Single by Lil Tjay

from the album F.N and True 2 Myself
- Released: September 6, 2018
- Length: 3:40
- Label: Columbia
- Songwriters: Tione Merritt; Tomislav Ratesic;
- Producer: Dystinkt Beatz

Lil Tjay singles chronology
| "Brothers" (2018) | "Leaked" (2018) | "How Dare You" (2018) |

Music video
- "Leaked (Remix)" on YouTube

= Leaked (song) =

2018 single by Lil Tjay

"Leaked" is a single by American rapper Lil Tjay, released on September 6, 2018 by Columbia Records. It appears on his debut studio album True 2 Myself (2019), which also features the official remix of the song, featuring American rapper Lil Wayne. In the song, Lil Tjay sing-raps about his rise to fame as a rapper.

==Critical reception==
In a review of True 2 Myself on HipHopDX, Daniel Spielberger wrote, "Though 'Leaked' is a tad more upbeat, it's monotonous and fails to hit an emotional crescendo."

==Music video==
A music video for the remix was released on December 20, 2019 and was directed by Gil Green.

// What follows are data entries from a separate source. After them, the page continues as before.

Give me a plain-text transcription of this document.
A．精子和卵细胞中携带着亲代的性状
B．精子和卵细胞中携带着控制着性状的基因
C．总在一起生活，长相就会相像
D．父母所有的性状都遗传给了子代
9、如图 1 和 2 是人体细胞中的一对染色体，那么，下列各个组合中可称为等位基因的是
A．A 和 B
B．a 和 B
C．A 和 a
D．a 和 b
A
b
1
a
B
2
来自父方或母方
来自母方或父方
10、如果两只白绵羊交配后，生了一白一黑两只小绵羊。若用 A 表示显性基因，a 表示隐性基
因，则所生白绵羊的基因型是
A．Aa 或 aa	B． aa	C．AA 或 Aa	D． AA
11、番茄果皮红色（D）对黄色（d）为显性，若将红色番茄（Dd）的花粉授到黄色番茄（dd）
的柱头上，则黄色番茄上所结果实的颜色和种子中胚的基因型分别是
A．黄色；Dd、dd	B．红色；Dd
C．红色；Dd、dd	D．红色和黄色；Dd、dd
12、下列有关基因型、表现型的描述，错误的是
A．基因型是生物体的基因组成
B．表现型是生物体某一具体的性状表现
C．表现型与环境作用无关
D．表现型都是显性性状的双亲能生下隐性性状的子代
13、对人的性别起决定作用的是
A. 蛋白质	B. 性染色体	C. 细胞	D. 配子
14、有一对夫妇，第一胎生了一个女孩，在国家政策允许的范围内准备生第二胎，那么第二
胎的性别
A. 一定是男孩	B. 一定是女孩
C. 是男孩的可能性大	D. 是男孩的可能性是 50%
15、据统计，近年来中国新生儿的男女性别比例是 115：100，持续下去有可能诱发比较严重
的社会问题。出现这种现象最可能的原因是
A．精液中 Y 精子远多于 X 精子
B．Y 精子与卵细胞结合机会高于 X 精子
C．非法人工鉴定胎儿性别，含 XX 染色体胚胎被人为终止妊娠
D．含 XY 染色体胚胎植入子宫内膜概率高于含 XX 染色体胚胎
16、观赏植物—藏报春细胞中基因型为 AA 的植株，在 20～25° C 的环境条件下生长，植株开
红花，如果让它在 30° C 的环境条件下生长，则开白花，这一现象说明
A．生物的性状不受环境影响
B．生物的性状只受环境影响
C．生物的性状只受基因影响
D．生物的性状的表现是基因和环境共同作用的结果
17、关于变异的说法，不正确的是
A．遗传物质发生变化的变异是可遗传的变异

It is set in a circus-themed carnival, where Lil Tjay and Lil Wayne have a party under a tent, surrounded by female dancers.

==Charts==

| Chart (2019) | Peak position |
|---|---|
| Canada Hot 100 (Billboard) | 97 |
| US Bubbling Under Hot 100 (Billboard) | 19 |

==Certifications==

| Region | Certification | Certified units/sales |
| Canada (Music Canada) | Gold | 40,000^{‡} |
| New Zealand (RMNZ) | Platinum | 30,000^{‡} |
| United Kingdom (BPI) | Gold | 400,000^{‡} |
| United States (RIAA) | 2× Platinum | 2,000,000^{‡} |
^{‡} Sales+streaming figures based on certification alone.